By the time I was in my twenties, and she was in her eighties, she no longer had a phone or a car, or any living relatives. I took over doing her grocery shopping for her, visiting once a week. It was her only contact with people. She chose the life of a hermit surrounded by her animals.
In an era where women were expected to raise a family, she lived alone. In an era where women were tentatively stepping into the work force, she stepped away.
You’d think, from what I just described, that she had maybe suffered some trauma. My mother thought Claire had been jilted at some point in the past, or possibly lost a fiancé in the war. I asked Claire that and she laughed her wonderful, free, musical laugh that I loved. No, she said, that’s just your mother trying to make me fit the stereotype. She said women weren’t allowed to be alone unless something awful happened. She said people thought a broken heart was the only reason a woman would be a hermit.

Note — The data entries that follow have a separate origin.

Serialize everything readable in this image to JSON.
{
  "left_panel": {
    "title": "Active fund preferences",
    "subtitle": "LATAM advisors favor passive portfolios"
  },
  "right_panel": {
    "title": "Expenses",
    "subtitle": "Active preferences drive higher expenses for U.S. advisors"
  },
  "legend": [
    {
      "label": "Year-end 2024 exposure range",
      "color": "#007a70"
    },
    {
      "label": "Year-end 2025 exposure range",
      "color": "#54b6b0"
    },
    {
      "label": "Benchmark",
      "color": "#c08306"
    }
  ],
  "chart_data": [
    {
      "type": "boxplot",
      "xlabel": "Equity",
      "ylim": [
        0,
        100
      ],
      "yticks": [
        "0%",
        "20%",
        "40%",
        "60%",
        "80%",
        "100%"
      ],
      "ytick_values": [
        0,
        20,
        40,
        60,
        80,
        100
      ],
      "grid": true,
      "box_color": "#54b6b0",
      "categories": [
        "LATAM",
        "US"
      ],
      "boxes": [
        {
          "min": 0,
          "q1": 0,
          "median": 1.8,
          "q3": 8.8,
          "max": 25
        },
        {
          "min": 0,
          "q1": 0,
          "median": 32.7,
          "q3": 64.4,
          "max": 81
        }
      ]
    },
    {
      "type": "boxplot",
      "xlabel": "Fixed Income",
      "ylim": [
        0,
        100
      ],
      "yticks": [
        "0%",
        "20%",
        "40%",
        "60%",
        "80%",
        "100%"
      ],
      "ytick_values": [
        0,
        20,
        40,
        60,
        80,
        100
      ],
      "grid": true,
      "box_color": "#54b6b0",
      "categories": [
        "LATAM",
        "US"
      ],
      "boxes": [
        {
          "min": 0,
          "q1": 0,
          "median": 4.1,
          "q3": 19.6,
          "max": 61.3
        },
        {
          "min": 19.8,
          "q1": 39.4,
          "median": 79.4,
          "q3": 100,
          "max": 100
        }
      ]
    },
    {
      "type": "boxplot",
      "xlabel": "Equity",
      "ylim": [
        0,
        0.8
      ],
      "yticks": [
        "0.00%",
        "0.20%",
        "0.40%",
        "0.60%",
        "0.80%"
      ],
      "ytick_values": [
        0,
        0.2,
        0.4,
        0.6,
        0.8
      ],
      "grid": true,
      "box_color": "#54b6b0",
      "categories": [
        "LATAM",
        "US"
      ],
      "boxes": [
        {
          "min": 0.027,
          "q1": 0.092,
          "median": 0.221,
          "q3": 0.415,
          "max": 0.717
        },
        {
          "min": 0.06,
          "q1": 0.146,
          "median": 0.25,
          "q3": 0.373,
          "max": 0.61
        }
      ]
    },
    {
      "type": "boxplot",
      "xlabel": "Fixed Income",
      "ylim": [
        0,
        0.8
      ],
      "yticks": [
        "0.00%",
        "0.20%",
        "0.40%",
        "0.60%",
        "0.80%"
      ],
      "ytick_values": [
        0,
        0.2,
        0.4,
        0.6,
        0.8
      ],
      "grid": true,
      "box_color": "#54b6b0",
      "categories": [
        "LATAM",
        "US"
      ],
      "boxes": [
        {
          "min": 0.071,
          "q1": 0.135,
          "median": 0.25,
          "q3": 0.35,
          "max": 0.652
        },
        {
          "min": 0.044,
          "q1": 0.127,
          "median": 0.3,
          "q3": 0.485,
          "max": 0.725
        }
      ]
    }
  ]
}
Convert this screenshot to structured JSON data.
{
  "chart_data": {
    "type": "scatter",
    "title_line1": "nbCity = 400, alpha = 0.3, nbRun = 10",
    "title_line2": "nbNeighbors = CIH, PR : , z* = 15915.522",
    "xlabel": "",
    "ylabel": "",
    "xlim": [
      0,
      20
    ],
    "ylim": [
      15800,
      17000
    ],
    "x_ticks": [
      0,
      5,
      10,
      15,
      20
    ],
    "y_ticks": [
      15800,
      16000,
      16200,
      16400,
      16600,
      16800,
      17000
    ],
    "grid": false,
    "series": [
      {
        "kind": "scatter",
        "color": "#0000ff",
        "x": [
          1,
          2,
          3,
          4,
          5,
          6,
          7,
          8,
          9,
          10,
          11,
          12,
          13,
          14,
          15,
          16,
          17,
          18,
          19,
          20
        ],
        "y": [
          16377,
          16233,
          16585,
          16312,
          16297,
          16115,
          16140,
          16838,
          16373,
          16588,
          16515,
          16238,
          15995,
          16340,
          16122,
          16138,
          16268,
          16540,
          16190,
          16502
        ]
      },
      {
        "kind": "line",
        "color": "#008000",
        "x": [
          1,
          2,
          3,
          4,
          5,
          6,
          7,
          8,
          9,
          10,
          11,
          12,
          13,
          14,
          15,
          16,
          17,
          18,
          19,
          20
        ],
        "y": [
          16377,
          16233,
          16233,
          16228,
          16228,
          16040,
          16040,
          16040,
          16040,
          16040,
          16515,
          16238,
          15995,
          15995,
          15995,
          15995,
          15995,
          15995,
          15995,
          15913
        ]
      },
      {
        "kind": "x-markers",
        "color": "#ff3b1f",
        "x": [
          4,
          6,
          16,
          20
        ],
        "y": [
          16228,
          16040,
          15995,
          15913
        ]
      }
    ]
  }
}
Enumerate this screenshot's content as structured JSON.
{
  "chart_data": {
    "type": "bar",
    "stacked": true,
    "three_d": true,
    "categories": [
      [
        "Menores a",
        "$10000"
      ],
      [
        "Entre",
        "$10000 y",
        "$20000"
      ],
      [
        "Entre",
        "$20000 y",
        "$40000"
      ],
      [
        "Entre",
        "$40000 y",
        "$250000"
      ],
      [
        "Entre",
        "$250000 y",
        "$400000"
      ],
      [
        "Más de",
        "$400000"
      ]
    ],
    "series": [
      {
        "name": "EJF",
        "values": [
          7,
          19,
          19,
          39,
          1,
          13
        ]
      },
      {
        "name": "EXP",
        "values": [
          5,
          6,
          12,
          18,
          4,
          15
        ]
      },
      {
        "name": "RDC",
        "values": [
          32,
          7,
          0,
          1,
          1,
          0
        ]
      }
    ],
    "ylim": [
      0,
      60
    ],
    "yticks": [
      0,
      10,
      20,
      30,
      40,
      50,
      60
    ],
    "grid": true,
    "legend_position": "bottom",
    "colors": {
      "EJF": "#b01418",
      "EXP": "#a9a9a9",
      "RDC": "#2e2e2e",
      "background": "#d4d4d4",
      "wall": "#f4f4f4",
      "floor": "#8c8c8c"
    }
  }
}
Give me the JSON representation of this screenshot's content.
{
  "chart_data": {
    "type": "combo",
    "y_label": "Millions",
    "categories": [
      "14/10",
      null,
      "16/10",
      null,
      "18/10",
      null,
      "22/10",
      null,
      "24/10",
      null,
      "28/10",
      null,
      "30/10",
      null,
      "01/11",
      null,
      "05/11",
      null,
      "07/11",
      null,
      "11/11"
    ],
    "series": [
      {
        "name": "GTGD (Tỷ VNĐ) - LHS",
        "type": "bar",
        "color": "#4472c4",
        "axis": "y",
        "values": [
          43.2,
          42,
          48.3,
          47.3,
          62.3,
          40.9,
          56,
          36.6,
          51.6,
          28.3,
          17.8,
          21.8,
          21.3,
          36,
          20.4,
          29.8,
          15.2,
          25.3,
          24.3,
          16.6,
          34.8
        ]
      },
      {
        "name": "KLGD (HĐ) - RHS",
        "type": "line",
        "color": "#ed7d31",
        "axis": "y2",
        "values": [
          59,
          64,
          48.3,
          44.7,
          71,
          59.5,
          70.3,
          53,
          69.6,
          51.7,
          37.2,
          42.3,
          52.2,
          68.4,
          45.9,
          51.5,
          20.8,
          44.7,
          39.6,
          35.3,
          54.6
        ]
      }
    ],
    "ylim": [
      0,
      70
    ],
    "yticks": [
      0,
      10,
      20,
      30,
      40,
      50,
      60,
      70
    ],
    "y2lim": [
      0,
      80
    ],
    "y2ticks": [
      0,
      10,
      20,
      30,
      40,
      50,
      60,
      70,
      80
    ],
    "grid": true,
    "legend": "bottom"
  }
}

She said she just liked her own company. The woods. Her writing. Her beloved pets.
I have no photos of her from the time I knew her. But even in her eighties she was still tall and long-legged. The smile was still impish, still hinting at mischief. She wore heavy logging boots, jeans, a man’s flannel plaid shirt, and suspenders. She spent more time outside than in. She kept diaries, one of which I have. The one in which she wrote about the death of my father.
She chose the life she wanted to live, and stayed true to that path. It wasn’t the expected path for women in her lifetime. But then, she always was an independent woman.